The recommended dosage from the study is 25 mg exemestane plus 25 mg sunitinib in a 3-weeks ON/1 OFF regimen. This regimen was chosen due to tolerability issues observed with continuous regimens of sunitinib at higher doses (37.5 mg or 25 mg daily). The standard sunitinib dose for gastrointestinal stromal tumors and advanced renal cell carcinoma is 50 mg daily on a 4-weeks on/2-weeks off schedule, while neuroendocrine tumors are treated with 37.5 mg daily without interruption.
Safety and Tolerability
Hypertension was a significant toxicity, with Grade 3 hypertension observed in 22% of patients. This aligns with previous studies of antiangiogenic agents in breast cancer, such as the LEA trial, which evaluated bevacizumab plus endocrine therapy. While some research suggests a correlation between hypertension during antiangiogenic treatment and improved outcomes, this relationship was not assessed in the current study due to the small sample size.
Efficacy Outcomes
The combination therapy demonstrated promising efficacy, with 66.6% of patients achieving a clinical objective response and 50% showing a partial radiological response as measured by MRI. Historical data shows that single-agent neoadjuvant exemestane yields overall response rates between 51% and 63%. In this trial, 40% of patients were able to undergo breast-conserving surgery (BCS), a rate similar to that seen with neoadjuvant exemestane alone. No patients achieved a pathological complete response (pCR).
Biomarker Analysis
An extensive translational research component of the study aimed to identify biomarkers predictive of response to the combination therapy. A statistically significant reduction in VEGFR-2 plasma levels was observed after four weeks of treatment. There was also a trend suggesting a correlation between baseline ANG-2 levels and radiological response (p = 0.08). The study also found that the combination of exemestane and sunitinib was able to significantly downregulate ER (p = 0.037) as well as PgR (p = 0.01).
Impact on Tumor Biology
Assessment of paired tumor biopsies revealed changes in tumor biology, with some tumors potentially transforming to a luminal A subtype or shifting to a basal subtype. These observations suggest that the combination of exemestane and sunitinib can significantly alter tumor biology. However, some upregulated genes are also associated with tumor growth, as EGFR, MYC, SFRP1 and FOXC1.

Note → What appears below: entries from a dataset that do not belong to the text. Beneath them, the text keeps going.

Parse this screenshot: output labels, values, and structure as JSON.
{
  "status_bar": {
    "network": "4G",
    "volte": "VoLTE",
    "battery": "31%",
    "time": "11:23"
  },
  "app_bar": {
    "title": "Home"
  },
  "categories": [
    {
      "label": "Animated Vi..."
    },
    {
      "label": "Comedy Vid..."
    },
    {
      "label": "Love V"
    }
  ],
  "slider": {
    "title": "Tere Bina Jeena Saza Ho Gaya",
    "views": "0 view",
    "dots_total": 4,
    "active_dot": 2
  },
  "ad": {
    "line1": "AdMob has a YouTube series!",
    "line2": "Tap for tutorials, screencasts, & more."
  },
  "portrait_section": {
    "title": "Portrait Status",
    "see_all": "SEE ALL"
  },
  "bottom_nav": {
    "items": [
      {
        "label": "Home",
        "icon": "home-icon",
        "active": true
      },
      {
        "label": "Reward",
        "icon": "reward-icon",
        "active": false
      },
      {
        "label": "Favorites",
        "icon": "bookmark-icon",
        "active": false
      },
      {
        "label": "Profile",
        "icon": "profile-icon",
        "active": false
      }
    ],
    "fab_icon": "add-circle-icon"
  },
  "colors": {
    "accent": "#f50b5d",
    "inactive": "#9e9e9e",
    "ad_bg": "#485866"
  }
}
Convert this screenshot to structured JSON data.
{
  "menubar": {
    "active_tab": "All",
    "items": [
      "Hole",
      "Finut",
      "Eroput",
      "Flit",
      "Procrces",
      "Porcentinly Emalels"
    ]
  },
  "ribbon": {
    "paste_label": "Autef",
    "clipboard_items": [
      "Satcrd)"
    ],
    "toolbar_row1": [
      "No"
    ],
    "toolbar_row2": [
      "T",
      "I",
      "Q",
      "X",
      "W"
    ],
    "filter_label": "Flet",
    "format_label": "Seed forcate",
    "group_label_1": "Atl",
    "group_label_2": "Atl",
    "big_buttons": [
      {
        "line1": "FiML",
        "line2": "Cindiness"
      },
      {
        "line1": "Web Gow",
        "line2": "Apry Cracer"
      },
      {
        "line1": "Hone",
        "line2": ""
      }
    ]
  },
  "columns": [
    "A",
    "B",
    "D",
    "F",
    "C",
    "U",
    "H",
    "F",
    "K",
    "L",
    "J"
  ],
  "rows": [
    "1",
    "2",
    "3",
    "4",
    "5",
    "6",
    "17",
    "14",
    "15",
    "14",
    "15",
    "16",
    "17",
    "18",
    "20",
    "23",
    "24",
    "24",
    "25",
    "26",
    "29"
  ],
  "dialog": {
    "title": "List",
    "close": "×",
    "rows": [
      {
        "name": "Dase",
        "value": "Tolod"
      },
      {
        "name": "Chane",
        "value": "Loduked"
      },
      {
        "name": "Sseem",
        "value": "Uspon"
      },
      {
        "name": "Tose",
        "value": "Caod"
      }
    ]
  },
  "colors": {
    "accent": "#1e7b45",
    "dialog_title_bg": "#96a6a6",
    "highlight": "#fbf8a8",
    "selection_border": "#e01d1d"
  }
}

Limitations and Future Directions
The study has several limitations, including its non-randomized design, small sample size, and the fact that it was conducted several years ago. Additionally, the list of genes analyzed was limited, potentially overlooking other relevant genetic factors. The development of sunitinib for breast cancer was discontinued by Pfizer in favor of other tumor settings. Despite these limitations, the findings provide valuable insights into the safety, benefits, and biological effects of combining an antiangiogenic drug with hormone therapy in early-stage breast cancer. This trial represents the first one combining sunitinib with an aromatase inhibitor in the neoadjuvant setting, marking a novel approach in ER+/HER2-negative breast cancer.